Fortunately there's more for the characters to do than just look on at the ring in amazement. While I wouldn't call them the deepest set of characters you'll find but they are not really paper cut outs either and are sufficient to hang the story on. Niven's aliens in particular have some distinct outlooks which while they may be a little too human to pass as truly alien they are sufficiently removed from normal human reactions to make them interesting. In addition the characters actually do things rather than simply react (a trap a lot of authors fall into when writing about vast alien artifacts); while their explorations are driven by a convenient plot event their interactions are not tied to simply stumbling over the next plot element, saying "Wow, would you look at that," and then going away.

On the downside of things most of the plot does go that way. Niven doesn't put all of his story telling eggs in that Ringworld basket which helps the book out considerably but the characters do spend an awful lot of time just stumbling across the next fantastic thing.
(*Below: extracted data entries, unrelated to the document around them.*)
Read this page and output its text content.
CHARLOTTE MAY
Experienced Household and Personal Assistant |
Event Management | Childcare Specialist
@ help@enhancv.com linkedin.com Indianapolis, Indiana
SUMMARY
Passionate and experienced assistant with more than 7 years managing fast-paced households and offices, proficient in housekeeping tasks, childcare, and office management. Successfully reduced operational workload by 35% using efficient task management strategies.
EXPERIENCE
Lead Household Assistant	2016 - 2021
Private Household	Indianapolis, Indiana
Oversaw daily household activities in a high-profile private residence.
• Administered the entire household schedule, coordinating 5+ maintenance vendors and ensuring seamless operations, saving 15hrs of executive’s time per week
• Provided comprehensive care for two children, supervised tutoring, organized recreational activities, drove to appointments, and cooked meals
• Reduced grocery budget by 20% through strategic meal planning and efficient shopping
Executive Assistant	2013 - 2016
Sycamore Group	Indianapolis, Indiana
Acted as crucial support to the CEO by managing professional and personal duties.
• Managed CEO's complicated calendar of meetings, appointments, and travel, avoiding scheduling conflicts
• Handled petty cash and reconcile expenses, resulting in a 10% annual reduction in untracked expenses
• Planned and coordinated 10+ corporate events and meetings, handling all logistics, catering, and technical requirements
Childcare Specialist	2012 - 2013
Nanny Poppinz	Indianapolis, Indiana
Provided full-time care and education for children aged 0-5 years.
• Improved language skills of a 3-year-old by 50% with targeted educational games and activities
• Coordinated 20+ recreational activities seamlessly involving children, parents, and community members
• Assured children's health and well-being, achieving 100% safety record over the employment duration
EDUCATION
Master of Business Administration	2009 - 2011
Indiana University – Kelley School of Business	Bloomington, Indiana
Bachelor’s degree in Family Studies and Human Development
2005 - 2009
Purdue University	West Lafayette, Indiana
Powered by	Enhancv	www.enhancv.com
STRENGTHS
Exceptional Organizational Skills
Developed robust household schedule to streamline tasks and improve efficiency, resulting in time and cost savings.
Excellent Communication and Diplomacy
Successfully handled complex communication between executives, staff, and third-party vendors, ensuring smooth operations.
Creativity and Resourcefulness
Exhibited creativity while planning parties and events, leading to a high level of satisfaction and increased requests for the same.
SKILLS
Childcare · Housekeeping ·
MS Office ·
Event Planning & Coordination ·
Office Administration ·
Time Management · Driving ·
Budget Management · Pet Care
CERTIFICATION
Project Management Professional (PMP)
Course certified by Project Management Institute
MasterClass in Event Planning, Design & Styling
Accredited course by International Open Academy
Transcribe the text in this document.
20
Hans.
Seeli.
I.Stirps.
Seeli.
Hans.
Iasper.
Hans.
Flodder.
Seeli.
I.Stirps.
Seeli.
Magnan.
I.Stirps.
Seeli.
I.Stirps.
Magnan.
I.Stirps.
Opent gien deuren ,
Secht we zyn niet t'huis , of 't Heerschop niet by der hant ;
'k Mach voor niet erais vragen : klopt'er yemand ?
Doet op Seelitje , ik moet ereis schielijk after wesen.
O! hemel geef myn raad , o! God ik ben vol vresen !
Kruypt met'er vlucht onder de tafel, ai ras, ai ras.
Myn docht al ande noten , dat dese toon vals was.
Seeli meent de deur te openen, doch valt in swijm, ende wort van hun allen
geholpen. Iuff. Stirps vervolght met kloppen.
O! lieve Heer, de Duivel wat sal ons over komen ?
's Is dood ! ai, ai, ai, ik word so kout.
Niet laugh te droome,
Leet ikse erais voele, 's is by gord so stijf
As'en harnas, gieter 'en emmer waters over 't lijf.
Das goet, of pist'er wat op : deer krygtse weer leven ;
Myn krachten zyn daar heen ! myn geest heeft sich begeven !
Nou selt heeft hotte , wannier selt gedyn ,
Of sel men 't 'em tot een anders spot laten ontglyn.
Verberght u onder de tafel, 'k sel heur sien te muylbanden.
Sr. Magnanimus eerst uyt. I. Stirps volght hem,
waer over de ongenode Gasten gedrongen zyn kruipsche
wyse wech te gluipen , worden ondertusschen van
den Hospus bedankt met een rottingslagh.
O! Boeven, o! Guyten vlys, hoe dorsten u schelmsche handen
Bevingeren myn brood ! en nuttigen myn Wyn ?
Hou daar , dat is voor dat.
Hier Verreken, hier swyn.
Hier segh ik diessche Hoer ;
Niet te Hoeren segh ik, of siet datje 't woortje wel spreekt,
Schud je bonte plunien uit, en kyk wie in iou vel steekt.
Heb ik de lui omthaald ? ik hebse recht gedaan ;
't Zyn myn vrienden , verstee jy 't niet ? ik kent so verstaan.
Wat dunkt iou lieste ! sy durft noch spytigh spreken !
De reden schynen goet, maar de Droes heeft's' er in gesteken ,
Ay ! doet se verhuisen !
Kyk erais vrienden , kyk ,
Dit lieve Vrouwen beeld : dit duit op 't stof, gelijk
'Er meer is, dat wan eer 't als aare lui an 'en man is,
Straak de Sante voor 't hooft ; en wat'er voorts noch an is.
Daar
They do respond well once they've encountered the next plot device, but there's a lot of sections of people just talking out how the astounding thing they've encountered works.

I don't particularly like where a lot of the super-engineering subgenre of science fiction went. A lot of authors after Niven thought it was enough to just have their giant object and a token conflict. Ringworld is quite a bit richer than those successors since the characters are interesting and active but your enjoyment is still going to depend on how much you like that idea of building a ring around a star. If you say to yourself "Cool, I wonder how that would be done," then Ringworld is something you would enjoy.